We evaluated the involvement of the CSF-1R pathway in this process by adding a CSF-1R inhibitor, GW2580, during the formation of the MCTS. Figure 5A shows that treatment with GW2580 reduced the expression of macrophage markers MAFB, CD14, CD163 and IL10 by approximately 50%. These observations were associated with a decrease of the levels of IL-6, IL-1RA, IL-1β, TNFα, IL-10 and IP-10 in the culture supernatants of MCTS (figure 5B and see online supplementary figure S13).

In order to evaluate the immunological impact of the presence of macrophages in MCTS, we measured the cytotoxic activity of a tumor antigen-specific CD8⁺ T cell clone toward MPM cells. We used an HLA-A2*0201/MUC1(950–958)-specific T cell clone that recognizes the HLA-A2+MUC1+Meso 34 MPM cell line.17 The coculture of Meso 34 NanoLuc MCTS with the CD8⁺ T cell clone induced a release of luciferase activity in the culture supernatants of MCTS demonstrating the lysis of the MPM cells (figure 6A).
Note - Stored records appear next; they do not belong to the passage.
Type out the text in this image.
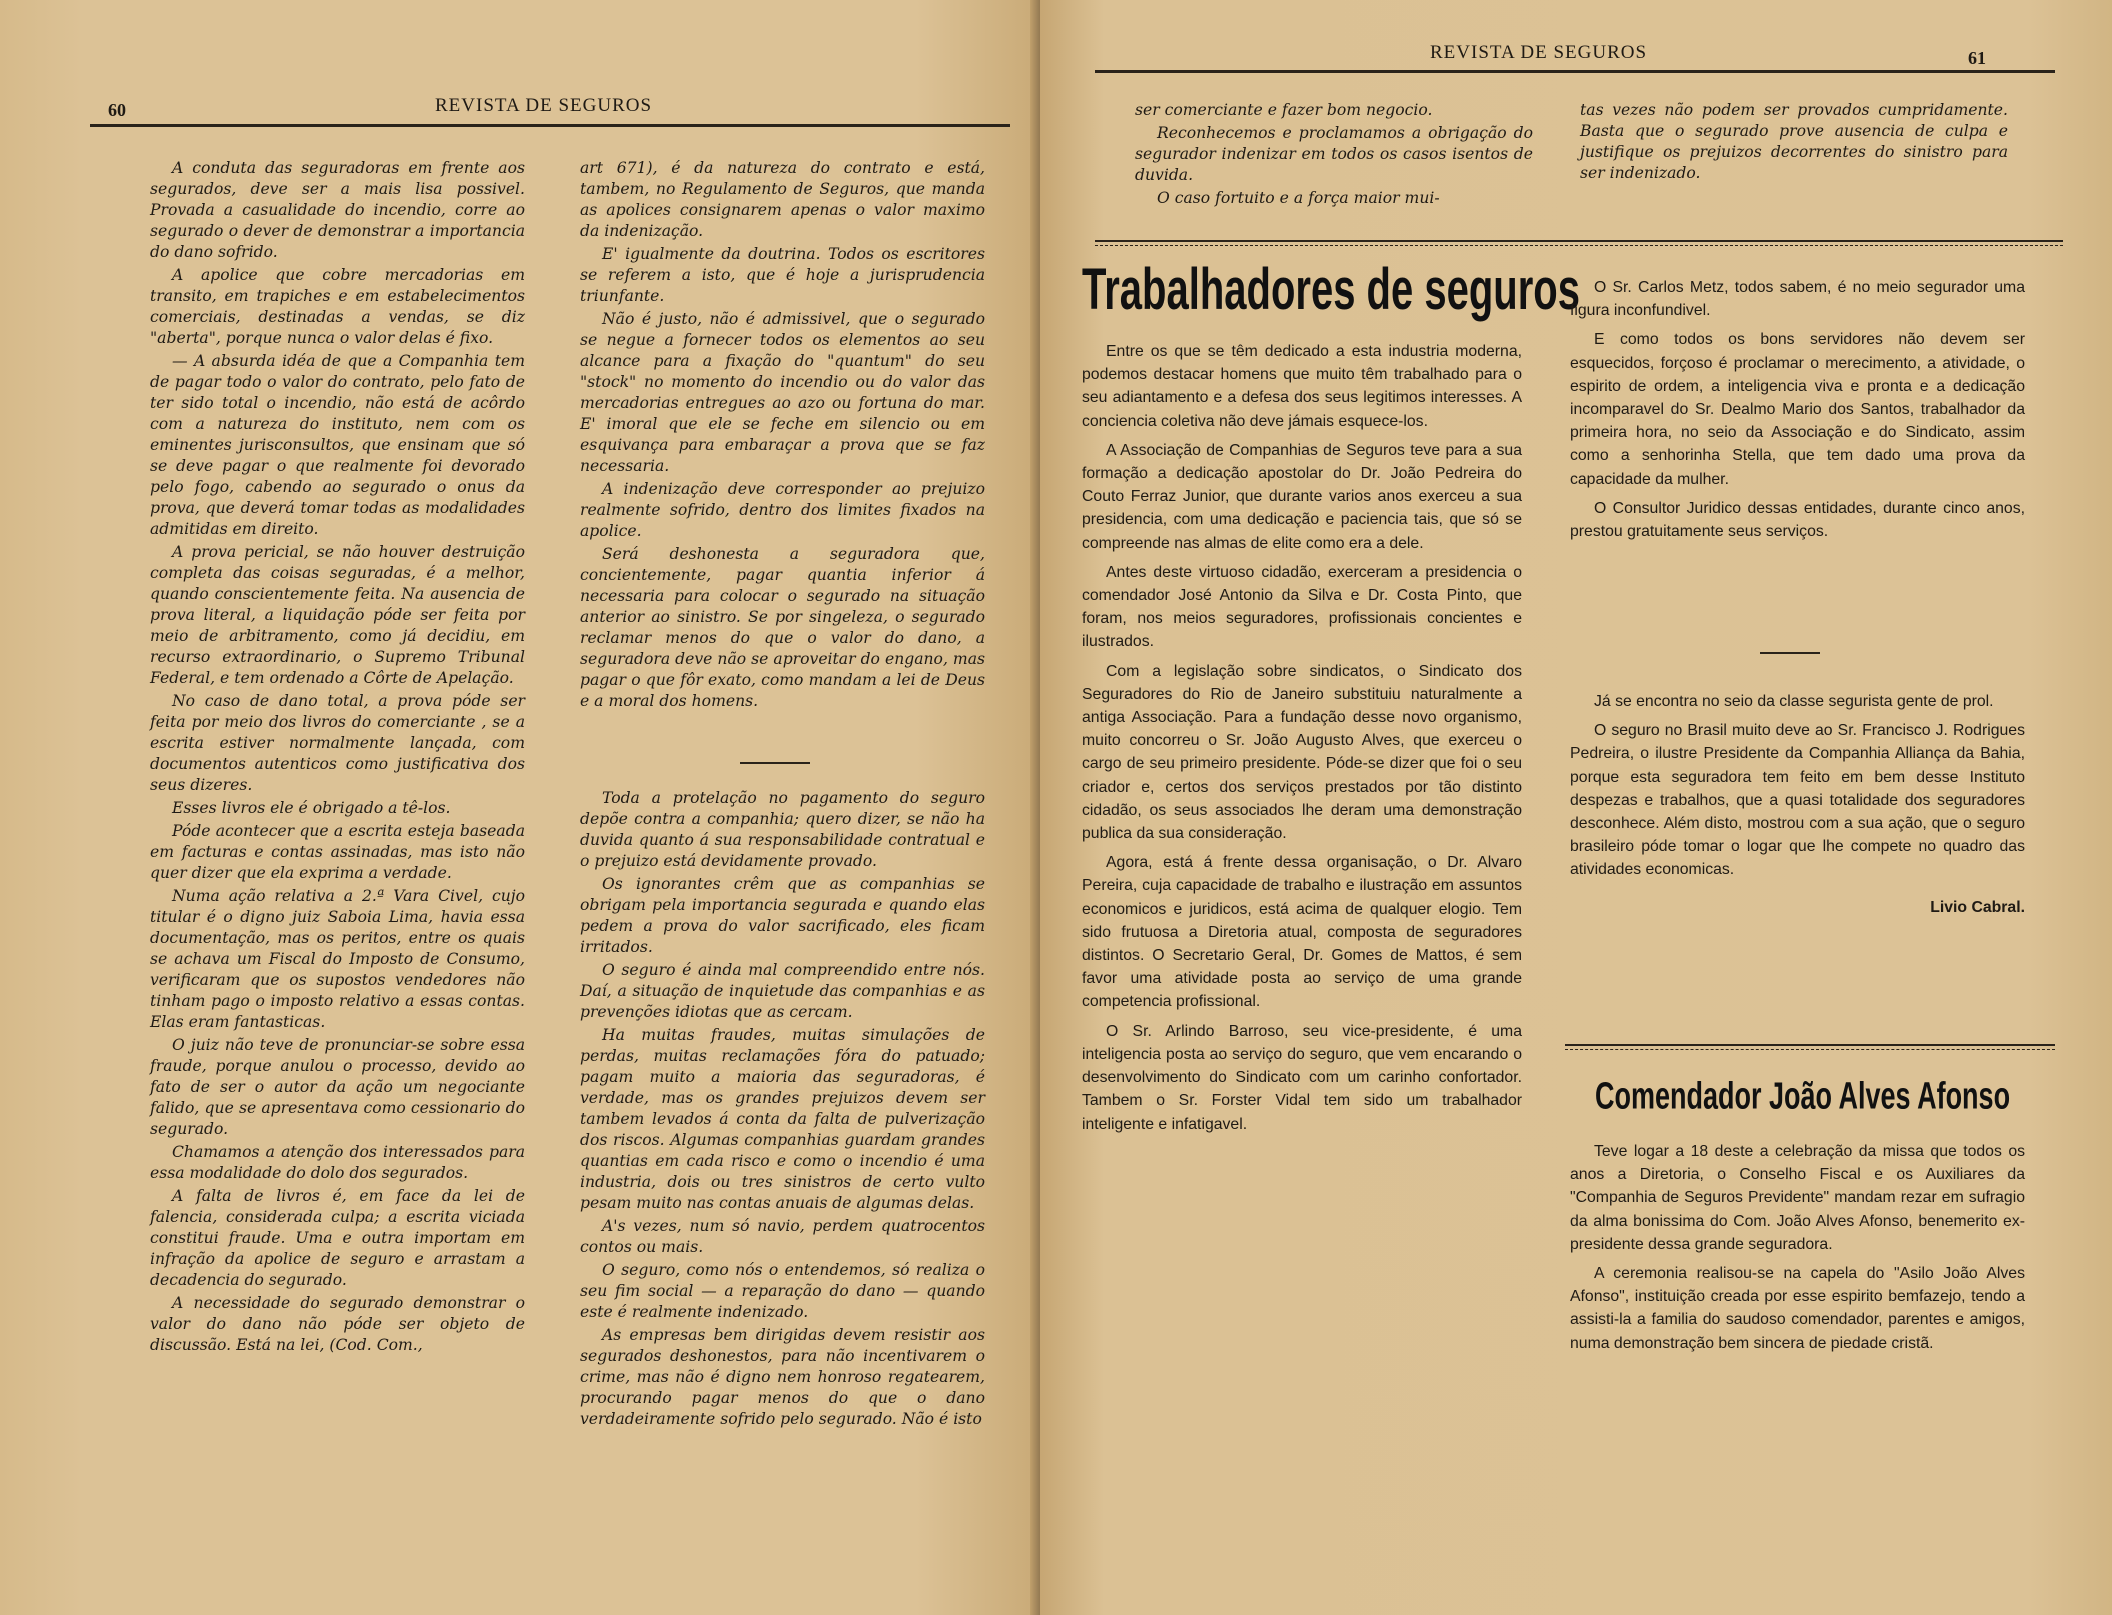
60	REVISTA DE SEGUROS

A conduta das seguradoras em frente aos segurados, deve ser a mais lisa possivel. Provada a casualidade do incendio, corre ao segurado o dever de demonstrar a importancia do dano sofrido.

A apolice que cobre mercadorias em transito, em trapiches e em estabelecimentos comerciais, destinadas a vendas, se diz "aberta", porque nunca o valor delas é fixo.

— A absurda idéa de que a Companhia tem de pagar todo o valor do contrato, pelo fato de ter sido total o incendio, não está de acôrdo com a natureza do instituto, nem com os eminentes jurisconsultos, que ensinam que só se deve pagar o que realmente foi devorado pelo fogo, cabendo ao segurado o onus da prova, que deverá tomar todas as modalidades admitidas em direito.

A prova pericial, se não houver destruição completa das coisas seguradas, é a melhor, quando conscientemente feita. Na ausencia de prova literal, a liquidação póde ser feita por meio de arbitramento, como já decidiu, em recurso extraordinario, o Supremo Tribunal Federal, e tem ordenado a Côrte de Apelação.

No caso de dano total, a prova póde ser feita por meio dos livros do comerciante , se a escrita estiver normalmente lançada, com documentos autenticos como justificativa dos seus dizeres.

Esses livros ele é obrigado a tê-los.

Póde acontecer que a escrita esteja baseada em facturas e contas assinadas, mas isto não quer dizer que ela exprima a verdade.

Numa ação relativa a 2.ª Vara Civel, cujo titular é o digno juiz Saboia Lima, havia essa documentação, mas os peritos, entre os quais se achava um Fiscal do Imposto de Consumo, verificaram que os supostos vendedores não tinham pago o imposto relativo a essas contas. Elas eram fantasticas.

O juiz não teve de pronunciar-se sobre essa fraude, porque anulou o processo, devido ao fato de ser o autor da ação um negociante falido, que se apresentava como cessionario do segurado.

Chamamos a atenção dos interessados para essa modalidade do dolo dos segurados.

A falta de livros é, em face da lei de falencia, considerada culpa; a escrita viciada constitui fraude. Uma e outra importam em infração da apolice de seguro e arrastam a decadencia do segurado.

A necessidade do segurado demonstrar o valor do dano não póde ser objeto de discussão. Está na lei, (Cod. Com.,

art 671), é da natureza do contrato e está, tambem, no Regulamento de Seguros, que manda as apolices consignarem apenas o valor maximo da indenização.

E' igualmente da doutrina. Todos os escritores se referem a isto, que é hoje a jurisprudencia triunfante.

Não é justo, não é admissivel, que o segurado se negue a fornecer todos os elementos ao seu alcance para a fixação do "quantum" do seu "stock" no momento do incendio ou do valor das mercadorias entregues ao azo ou fortuna do mar. E' imoral que ele se feche em silencio ou em esquivança para embaraçar a prova que se faz necessaria.

A indenização deve corresponder ao prejuizo realmente sofrido, dentro dos limites fixados na apolice.

Será deshonesta a seguradora que, concientemente, pagar quantia inferior á necessaria para colocar o segurado na situação anterior ao sinistro. Se por singeleza, o segurado reclamar menos do que o valor do dano, a seguradora deve não se aproveitar do engano, mas pagar o que fôr exato, como mandam a lei de Deus e a moral dos homens.

Toda a protelação no pagamento do seguro depõe contra a companhia; quero dizer, se não ha duvida quanto á sua responsabilidade contratual e o prejuizo está devidamente provado.

Os ignorantes crêm que as companhias se obrigam pela importancia segurada e quando elas pedem a prova do valor sacrificado, eles ficam irritados.

O seguro é ainda mal compreendido entre nós. Daí, a situação de inquietude das companhias e as prevenções idiotas que as cercam.

Ha muitas fraudes, muitas simulações de perdas, muitas reclamações fóra do patuado; pagam muito a maioria das seguradoras, é verdade, mas os grandes prejuizos devem ser tambem levados á conta da falta de pulverização dos riscos. Algumas companhias guardam grandes quantias em cada risco e como o incendio é uma industria, dois ou tres sinistros de certo vulto pesam muito nas contas anuais de algumas delas.

A's vezes, num só navio, perdem quatrocentos contos ou mais.

O seguro, como nós o entendemos, só realiza o seu fim social — a reparação do dano — quando este é realmente indenizado.

As empresas bem dirigidas devem resistir aos segurados deshonestos, para não incentivarem o crime, mas não é digno nem honroso regatearem, procurando pagar menos do que o dano verdadeiramente sofrido pelo segurado. Não é isto

REVISTA DE SEGUROS	61

ser comerciante e fazer bom negocio.

Reconhecemos e proclamamos a obrigação do segurador indenizar em todos os casos isentos de duvida.

O caso fortuito e a força maior mui-

tas vezes não podem ser provados cumpridamente. Basta que o segurado prove ausencia de culpa e justifique os prejuizos decorrentes do sinistro para ser indenizado.

Trabalhadores de seguros

Entre os que se têm dedicado a esta industria moderna, podemos destacar homens que muito têm trabalhado para o seu adiantamento e a defesa dos seus legitimos interesses. A conciencia coletiva não deve jámais esquece-los.

A Associação de Companhias de Seguros teve para a sua formação a dedicação apostolar do Dr. João Pedreira do Couto Ferraz Junior, que durante varios anos exerceu a sua presidencia, com uma dedicação e paciencia tais, que só se compreende nas almas de elite como era a dele.

Antes deste virtuoso cidadão, exerceram a presidencia o comendador José Antonio da Silva e Dr. Costa Pinto, que foram, nos meios seguradores, profissionais concientes e ilustrados.

Com a legislação sobre sindicatos, o Sindicato dos Seguradores do Rio de Janeiro substituiu naturalmente a antiga Associação. Para a fundação desse novo organismo, muito concorreu o Sr. João Augusto Alves, que exerceu o cargo de seu primeiro presidente. Póde-se dizer que foi o seu criador e, certos dos serviços prestados por tão distinto cidadão, os seus associados lhe deram uma demonstração publica da sua consideração.

Agora, está á frente dessa organisação, o Dr. Alvaro Pereira, cuja capacidade de trabalho e ilustração em assuntos economicos e juridicos, está acima de qualquer elogio. Tem sido frutuosa a Diretoria atual, composta de seguradores distintos. O Secretario Geral, Dr. Gomes de Mattos, é sem favor uma atividade posta ao serviço de uma grande competencia profissional.

O Sr. Arlindo Barroso, seu vice-presidente, é uma inteligencia posta ao serviço do seguro, que vem encarando o desenvolvimento do Sindicato com um carinho confortador. Tambem o Sr. Forster Vidal tem sido um trabalhador inteligente e infatigavel.

O Sr. Carlos Metz, todos sabem, é no meio segurador uma figura inconfundivel.

E como todos os bons servidores não devem ser esquecidos, forçoso é proclamar o merecimento, a atividade, o espirito de ordem, a inteligencia viva e pronta e a dedicação incomparavel do Sr. Dealmo Mario dos Santos, trabalhador da primeira hora, no seio da Associação e do Sindicato, assim como a senhorinha Stella, que tem dado uma prova da capacidade da mulher.

O Consultor Juridico dessas entidades, durante cinco anos, prestou gratuitamente seus serviços.

Já se encontra no seio da classe segurista gente de prol.

O seguro no Brasil muito deve ao Sr. Francisco J. Rodrigues Pedreira, o ilustre Presidente da Companhia Alliança da Bahia, porque esta seguradora tem feito em bem desse Instituto despezas e trabalhos, que a quasi totalidade dos seguradores desconhece. Além disto, mostrou com a sua ação, que o seguro brasileiro póde tomar o logar que lhe compete no quadro das atividades economicas.

Livio Cabral.

Comendador João Alves Afonso

Teve logar a 18 deste a celebração da missa que todos os anos a Diretoria, o Conselho Fiscal e os Auxiliares da "Companhia de Seguros Previdente" mandam rezar em sufragio da alma bonissima do Com. João Alves Afonso, benemerito ex-presidente dessa grande seguradora.

A ceremonia realisou-se na capela do "Asilo João Alves Afonso", instituição creada por esse espirito bemfazejo, tendo a assisti-la a familia do saudoso comendador, parentes e amigos, numa demonstração bem sincera de piedade cristã.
This cytotoxicity was correlated with the number of specific CD8⁺ T cell used. In the presence of macrophages in the MCTS, the activity of the CD8⁺ T cell clone was reduced by approximately 60% (figure 6A). Inhibition of CSF-1R by GW2580 restored significantly the cytotoxicity of the CD8⁺ T cells from 40% up to 75% (figure 6B).